Laparoskopik Sleeve Gastrektomi Uygulanan Hastalarda İki Farklı Anestezi Yönteminin Gastrointestinal Motilite Üzerine Etkisi; Prospektif Randomize Tek Kör Çalışma
Halide Hande Şahinkaya, Ahmet Mücteba Öztürk, Çağlar Ayar, Hüseyin Özkarakaş, Bülent Çalık, Zeki Tuncel Tekgül
Sağlık Bilimleri Üniversitesi İzmir Bozyaka Eğitim ve Araştırma Hastanesi Anesteziyoloji ve Reanimasyon Kliniği
Giriş: Laparoskopik sleeve gastrektomi erken mobilizasyon, hastanede yatış süresinde kısalma avantajlarına sahip bariatrik bir cerrahidir (1). Cerrahi başarı uygun hasta seçimine, genel anesteziden erken derlenmeye (2, 3) ve gastrointestinal fonksiyonlarda hızlı geri dönüşe bağlıdır. Bu çalışmanın amacı iki farklı anestezi yönteminin birincil olarak intraoperatif gastrointestinal motilite, ikincil olarak ilk gaz çıkış süresi, postoperatif bulantı, kusma (PONV) ve cerrahi memnuniyet üzerine etkisini değerlendirmektir.
Gereç ve Yöntem: Prospektif randomize tek kör yapılan çalışmaya vücut kitle indeksi (VKİ) 35 kg/m2 üzerinde olan 18-60 yaş arası ASA II-III hastalar dahil edildi. Bilgisayar programıyla randomizasyon yapılarak hastalar iki gruba ayrıldı. Anestezi idamesi için Hasta Durum İndeksi (PSI) 25-50 arasında olacak şekilde tüm hastalara remifentanil infüzyonu başlanıp Grup 1’de %50-%50 oksijen-hava karışımıyla %4-6 desfluran, Grup 2’de propofol infüzyonu yapıldı. Gastrointestinal motilite cerrahi anastomoz öncesinde cerrah tarafından görsel olarak değerlendirildi ve 1 dakika içerisinde peristaltizm sayısı olarak not edildi.

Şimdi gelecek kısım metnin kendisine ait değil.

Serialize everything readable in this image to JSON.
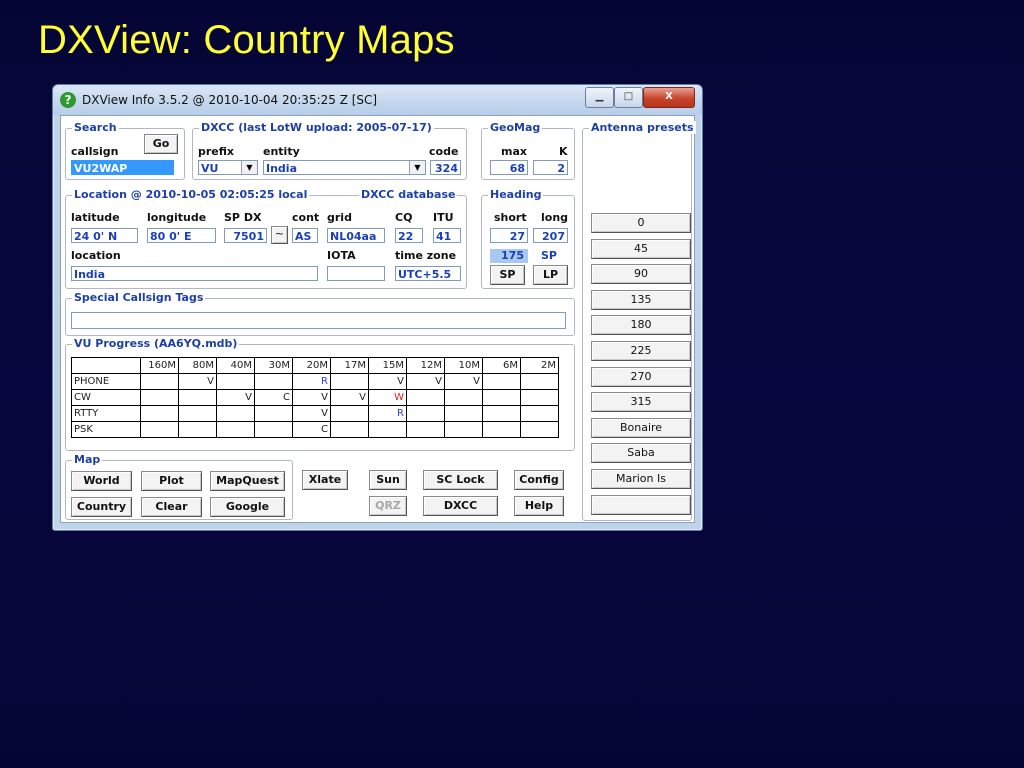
{
  "slide": {
    "title": "DXView: Country Maps"
  },
  "window": {
    "title": "DXView Info 3.5.2 @ 2010-10-04  20:35:25 Z  [SC]",
    "minimize": "▁",
    "maximize": "□",
    "close": "X"
  },
  "search": {
    "legend": "Search",
    "callsign_label": "callsign",
    "callsign_value": "VU2WAP",
    "go_label": "Go"
  },
  "dxcc": {
    "legend": "DXCC  (last LotW upload: 2005-07-17)",
    "prefix_label": "prefix",
    "entity_label": "entity",
    "code_label": "code",
    "prefix_value": "VU",
    "entity_value": "India",
    "code_value": "324"
  },
  "geomag": {
    "legend": "GeoMag",
    "max_label": "max",
    "k_label": "K",
    "max_value": "68",
    "k_value": "2"
  },
  "location": {
    "legend": "Location @ 2010-10-05 02:05:25 local",
    "database_label": "DXCC database",
    "latitude_label": "latitude",
    "longitude_label": "longitude",
    "spdx_label": "SP DX",
    "cont_label": "cont",
    "grid_label": "grid",
    "cq_label": "CQ",
    "itu_label": "ITU",
    "latitude_value": "24  0' N",
    "longitude_value": "80  0' E",
    "spdx_value": "7501",
    "tilde_label": "~",
    "cont_value": "AS",
    "grid_value": "NL04aa",
    "cq_value": "22",
    "itu_value": "41",
    "location_label": "location",
    "location_value": "India",
    "iota_label": "IOTA",
    "iota_value": "",
    "timezone_label": "time zone",
    "timezone_value": "UTC+5.5"
  },
  "heading": {
    "legend": "Heading",
    "short_label": "short",
    "long_label": "long",
    "short_value": "27",
    "long_value": "207",
    "beam_value": "175",
    "beam_mode": "SP",
    "sp_button": "SP",
    "lp_button": "LP"
  },
  "tags": {
    "legend": "Special Callsign Tags",
    "value": ""
  },
  "progress": {
    "legend": "VU Progress (AA6YQ.mdb)",
    "bands": [
      "160M",
      "80M",
      "40M",
      "30M",
      "20M",
      "17M",
      "15M",
      "12M",
      "10M",
      "6M",
      "2M"
    ],
    "rows": [
      {
        "mode": "PHONE",
        "cells": [
          "",
          "V",
          "",
          "",
          "R",
          "",
          "V",
          "V",
          "V",
          "",
          ""
        ]
      },
      {
        "mode": "CW",
        "cells": [
          "",
          "",
          "V",
          "C",
          "V",
          "V",
          "W",
          "",
          "",
          "",
          ""
        ]
      },
      {
        "mode": "RTTY",
        "cells": [
          "",
          "",
          "",
          "",
          "V",
          "",
          "R",
          "",
          "",
          "",
          ""
        ]
      },
      {
        "mode": "PSK",
        "cells": [
          "",
          "",
          "",
          "",
          "C",
          "",
          "",
          "",
          "",
          "",
          ""
        ]
      }
    ],
    "colors": {
      "R": "#2a40ff",
      "W": "#e02020"
    }
  },
  "map": {
    "legend": "Map",
    "world": "World",
    "plot": "Plot",
    "mapquest": "MapQuest",
    "country": "Country",
    "clear": "Clear",
    "google": "Google"
  },
  "actions": {
    "xlate": "Xlate",
    "sun": "Sun",
    "sclock": "SC Lock",
    "config": "Config",
    "qrz": "QRZ",
    "dxcc": "DXCC",
    "help": "Help"
  },
  "antenna": {
    "legend": "Antenna presets",
    "presets": [
      "0",
      "45",
      "90",
      "135",
      "180",
      "225",
      "270",
      "315",
      "Bonaire",
      "Saba",
      "Marion Is",
      ""
    ]
  }
}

Postoperatif bulantı, kusma varlığı, antiemetik ihtiyacı ve ilk gaz çıkarma süreleri kaydedildi. Cerrahi memnuniyet 5 noktalı Likert Skalası ile değerlendirildi.
Bulgular: Çalışmaya 56 hasta (50 kadın, 6 erkek) dahil edildi. Demografik veriler, hemodinamik parametreler, anastamoz süreleri, cerrahi süreler açısından gruplar arasında istatistiksel olarak fark yoktu. Grup 2’de Grup 1’e göre istatistiksel olarak anlamlı derecede daha az peristaltizm görüldü (p=0.014). Cerrahi memnuniyetin Grup 2’de istatistiksel olarak anlamlı derecede yüksek olduğu bulundu (p=0.021). Postoperatif ilk gaz çıkarma sürelerinde, bulantı, kusma, antiemetik ihtiyacında gruplar arasında istatistiksel fark bulunmadı.

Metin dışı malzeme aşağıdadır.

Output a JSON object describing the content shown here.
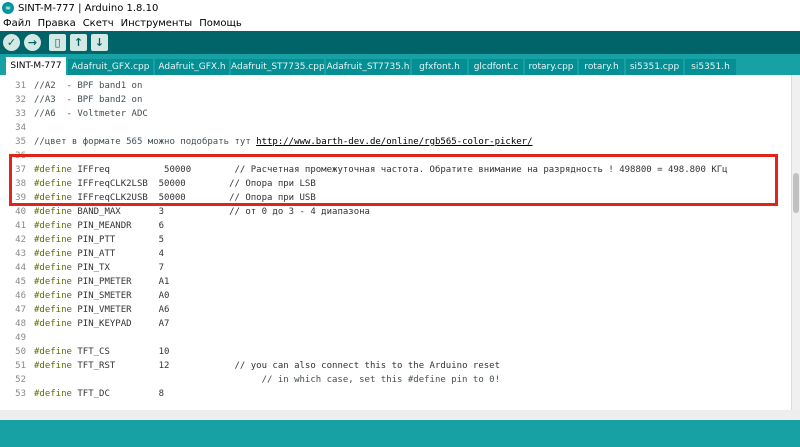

Tartışma ve Sonuç: Çalışmamızda propofol infüzyonu uygulanan hastalarda peristaltizmin daha az olduğu tespit edildi. Bu durumun anastomoz kolaylığı sağlayarak cerrahi memnuniyeti arttırdığı bulundu. Ancak postoperatif ilk gaz çıkarma süreleri ile bulantı ve kusma açısından farklılığa rastlanmadı. Akkurt ve ark. yaptıkları bir çalışmada bizim çalışmamızdan farklı olarak kolesistektomi yapılan hastalarda propofol ve alfentanil uygulananlarda PONV daha az görülürken desfluran uygulananlarda barsak hareketlerinde daha erken bir geri dönüş olduğunu bulmuşlardır (4). Sonuçta; propofolün peristaltizmde azalma sonucu anastomoz aşamasında konforlu bir cerrahi sağladığını düşünmekteyiz.